§ 1
Und weil aus unserer Erde Adam gebildet wurde, läßt die Schrift den Herrn zu ihm sprechen: „Im Schweiße deines Angesichtes sollst du dein Brot essen, bis du zurückkehrst in die Erde, von der du genommen bist“. Wenn also in irgend eine andere Erde unsere Körper nach dem Tode zurückkehren würden, dann würden sie auch folgerichtig von dieser ihre Substanz haben. Kehren sie aber in diese zurück, dann ist offenbar aus ihr das Gebilde gemacht worden, wie auch der Herr kundgetan hat, indem er aus ebenderselben die Augen 517bildete. Nachdem also mit deutlicher Klarheit die Hand Gottes nachgewiesen, von der Adam und auch wir gebildet wurden, und da ein und derselbe Vater es ist, dessen Stimme vom Anfang bis zum Ende seinem Gebilde beisteht, und nachdem auch die Substanz unseres Gebildes von dem Evangelium deutlich dargetan worden ist, so darf man schon keinen anderen Vater als diesen suchen, noch eine andere Substanz für unsere Erschaffung als die, welche wir oben genannt und die der Herr kundgetan hat, noch eine andere Hand Gottes als die, welche vom Anfang bis zum Ende uns bildet und zum Leben anpaßt und ihrem Geschöpfe beisteht und es zum Bild und Gleichnis Gottes vollendet.
§ 2
Damals aber zeigte sich dieses Wort, als das Wort Gottes Mensch geworden ist, indem es sich dem Menschen und den Menschen sich assimilierte, damit der Mensch durch seine Ähnlichkeit mit dem Sohne kostbar werde. In den früheren Zeiten wurde gesagt, daß der Mensch nach dem Bilde Gottes erschaffen sei, aber es wurde nicht gezeigt. Denn noch unsichtbar war das Wort, nach dessen Bilde der Mensch gemacht worden war. Deshalb verlor er auch so leicht die Ähnlichkeit Als aber das Wort Gottes Fleisch geworden war, befestigte es beides: Es zeigte das wahre Bild, indem, es das wurde, was sein Bild war; und es stellte die Ähnlichkeit sicher, indem es den Menschen dem unsichtbaren Vater durch das sichtbare Wort ähnlich machte.
§ 3
Doch nicht nur auf die genannte Weise offenbarte der Herr den Vater und sich, sondern auch durch sein Leiden. Er hob nämlich den im Anfang am Holze geschehenen Ungehorsam des Menschen auf, indem er „gehorsam wurde bis zum Tode, bis zum Tode aber des Kreuzes“. Den Ungehorsam am Holze heilte er durch den Gehorsam am Holze.
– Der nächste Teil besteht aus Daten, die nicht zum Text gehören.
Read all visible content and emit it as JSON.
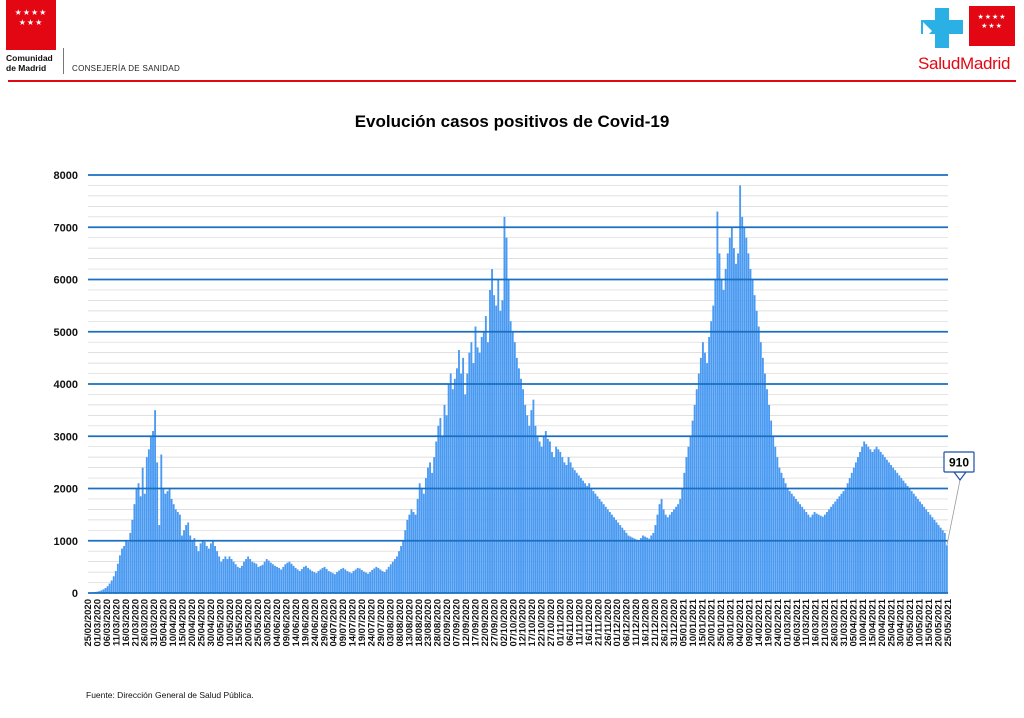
{
  "header": {
    "left_logo_stars": "★★★★\n★★★",
    "left_org_line1": "Comunidad",
    "left_org_line2": "de Madrid",
    "department": "CONSEJERÍA DE SANIDAD",
    "right_logo_stars": "★★★★\n★★★",
    "right_brand": "SaludMadrid",
    "brand_red": "#e30613",
    "brand_blue": "#2bb0e6"
  },
  "chart_data": {
    "type": "bar",
    "title": "Evolución casos positivos de Covid-19",
    "xlabel": "",
    "ylabel": "",
    "ylim": [
      0,
      8000
    ],
    "yticks": [
      0,
      1000,
      2000,
      3000,
      4000,
      5000,
      6000,
      7000,
      8000
    ],
    "grid": true,
    "bar_color": "#4a9af2",
    "grid_color": "#1a6fc1",
    "x_start": "2020-02-25",
    "x_end": "2021-05-25",
    "x_tick_labels": [
      "25/02/2020",
      "01/03/2020",
      "06/03/2020",
      "11/03/2020",
      "16/03/2020",
      "21/03/2020",
      "26/03/2020",
      "31/03/2020",
      "05/04/2020",
      "10/04/2020",
      "15/04/2020",
      "20/04/2020",
      "25/04/2020",
      "30/04/2020",
      "05/05/2020",
      "10/05/2020",
      "15/05/2020",
      "20/05/2020",
      "25/05/2020",
      "30/05/2020",
      "04/06/2020",
      "09/06/2020",
      "14/06/2020",
      "19/06/2020",
      "24/06/2020",
      "29/06/2020",
      "04/07/2020",
      "09/07/2020",
      "14/07/2020",
      "19/07/2020",
      "24/07/2020",
      "29/07/2020",
      "03/08/2020",
      "08/08/2020",
      "13/08/2020",
      "18/08/2020",
      "23/08/2020",
      "28/08/2020",
      "02/09/2020",
      "07/09/2020",
      "12/09/2020",
      "17/09/2020",
      "22/09/2020",
      "27/09/2020",
      "02/10/2020",
      "07/10/2020",
      "12/10/2020",
      "17/10/2020",
      "22/10/2020",
      "27/10/2020",
      "01/11/2020",
      "06/11/2020",
      "11/11/2020",
      "16/11/2020",
      "21/11/2020",
      "26/11/2020",
      "01/12/2020",
      "06/12/2020",
      "11/12/2020",
      "16/12/2020",
      "21/12/2020",
      "26/12/2020",
      "31/12/2020",
      "05/01/2021",
      "10/01/2021",
      "15/01/2021",
      "20/01/2021",
      "25/01/2021",
      "30/01/2021",
      "04/02/2021",
      "09/02/2021",
      "14/02/2021",
      "19/02/2021",
      "24/02/2021",
      "01/03/2021",
      "06/03/2021",
      "11/03/2021",
      "16/03/2021",
      "21/03/2021",
      "26/03/2021",
      "31/03/2021",
      "05/04/2021",
      "10/04/2021",
      "15/04/2021",
      "20/04/2021",
      "25/04/2021",
      "30/04/2021",
      "05/05/2021",
      "10/05/2021",
      "15/05/2021",
      "20/05/2021",
      "25/05/2021"
    ],
    "series": [
      {
        "values": [
          5,
          8,
          12,
          18,
          25,
          35,
          50,
          70,
          95,
          130,
          180,
          240,
          320,
          420,
          560,
          720,
          850,
          900,
          1000,
          980,
          1150,
          1400,
          1700,
          2000,
          2100,
          1850,
          2400,
          1900,
          2600,
          2750,
          3000,
          3100,
          3500,
          2500,
          1300,
          2650,
          2000,
          1900,
          1950,
          2000,
          1800,
          1700,
          1600,
          1550,
          1500,
          1100,
          1200,
          1300,
          1350,
          1100,
          1000,
          1050,
          900,
          800,
          950,
          1000,
          980,
          900,
          850,
          950,
          1000,
          900,
          800,
          700,
          600,
          650,
          700,
          650,
          700,
          650,
          600,
          550,
          500,
          480,
          520,
          600,
          650,
          700,
          650,
          600,
          580,
          560,
          500,
          520,
          540,
          600,
          650,
          620,
          580,
          550,
          520,
          500,
          480,
          450,
          500,
          550,
          580,
          600,
          560,
          520,
          480,
          450,
          420,
          460,
          500,
          520,
          480,
          450,
          420,
          400,
          380,
          420,
          450,
          480,
          500,
          460,
          420,
          400,
          380,
          360,
          400,
          430,
          460,
          480,
          450,
          420,
          400,
          380,
          420,
          450,
          480,
          470,
          440,
          410,
          390,
          370,
          400,
          440,
          470,
          500,
          480,
          450,
          420,
          400,
          450,
          500,
          550,
          600,
          650,
          700,
          800,
          900,
          1000,
          1200,
          1400,
          1500,
          1600,
          1550,
          1500,
          1800,
          2100,
          2000,
          1900,
          2200,
          2400,
          2500,
          2300,
          2600,
          2900,
          3200,
          3350,
          3000,
          3600,
          3400,
          4000,
          4200,
          3900,
          4100,
          4300,
          4650,
          4200,
          4500,
          3800,
          4200,
          4600,
          4800,
          4400,
          5100,
          4700,
          4600,
          4900,
          5000,
          5300,
          4800,
          5800,
          6200,
          5700,
          5500,
          6000,
          5400,
          5600,
          7200,
          6800,
          6000,
          5200,
          5000,
          4800,
          4500,
          4300,
          4100,
          3900,
          3600,
          3400,
          3200,
          3500,
          3700,
          3200,
          3000,
          2900,
          2800,
          3000,
          3100,
          2950,
          2900,
          2700,
          2600,
          2800,
          2750,
          2700,
          2600,
          2500,
          2450,
          2600,
          2500,
          2400,
          2350,
          2300,
          2250,
          2200,
          2150,
          2100,
          2050,
          2100,
          2000,
          1950,
          1900,
          1850,
          1800,
          1750,
          1700,
          1650,
          1600,
          1550,
          1500,
          1450,
          1400,
          1350,
          1300,
          1250,
          1200,
          1150,
          1100,
          1080,
          1060,
          1040,
          1020,
          1000,
          1050,
          1100,
          1080,
          1060,
          1040,
          1100,
          1150,
          1300,
          1500,
          1700,
          1800,
          1600,
          1500,
          1450,
          1500,
          1550,
          1600,
          1650,
          1700,
          1800,
          2000,
          2300,
          2600,
          2800,
          3000,
          3300,
          3600,
          3900,
          4200,
          4500,
          4800,
          4600,
          4400,
          4900,
          5200,
          5500,
          6000,
          7300,
          6500,
          6000,
          5800,
          6200,
          6500,
          6800,
          7000,
          6600,
          6300,
          6500,
          7800,
          7200,
          7000,
          6800,
          6500,
          6200,
          6000,
          5700,
          5400,
          5100,
          4800,
          4500,
          4200,
          3900,
          3600,
          3300,
          3000,
          2800,
          2600,
          2400,
          2300,
          2200,
          2100,
          2000,
          1950,
          1900,
          1850,
          1800,
          1750,
          1700,
          1650,
          1600,
          1550,
          1500,
          1450,
          1500,
          1550,
          1520,
          1500,
          1480,
          1460,
          1500,
          1550,
          1600,
          1650,
          1700,
          1750,
          1800,
          1850,
          1900,
          1950,
          2000,
          2100,
          2200,
          2300,
          2400,
          2500,
          2600,
          2700,
          2800,
          2900,
          2850,
          2800,
          2750,
          2700,
          2750,
          2800,
          2750,
          2700,
          2650,
          2600,
          2550,
          2500,
          2450,
          2400,
          2350,
          2300,
          2250,
          2200,
          2150,
          2100,
          2050,
          2000,
          1950,
          1900,
          1850,
          1800,
          1750,
          1700,
          1650,
          1600,
          1550,
          1500,
          1450,
          1400,
          1350,
          1300,
          1250,
          1200,
          1150,
          910
        ]
      }
    ],
    "annotation": {
      "label": "910",
      "value": 910,
      "date": "25/05/2021"
    }
  },
  "footer": {
    "source": "Fuente: Dirección General de Salud Pública."
  }
}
Er wäre aber nicht denselben Weg gegangen, um den Ungehorsam gegen unseren Schöpfer aufzuheben, wenn er einen anderen Vater verkündet hätte. Da er jedoch durch das Holz, durch welches wir Gott nicht gehorcht und seinem Worte nicht geglaubt hatten, auch den Gehorsam und die Erfüllung 518seines Wortes einführte, so hat er doch offenbar hierdurch darauf hingewiesen, daß wir mit demselben Gott, den wir im ersten Adam beleidigt hatten, indem wir sein Gebot nicht hielten, in dem zweiten Adam versöhnt worden sind, indem wir gehorsam bis zum Tode wurden. Denn allein dessen Schuldner waren wir geworden, dessen Gebot wir im Anfang übertreten hatten.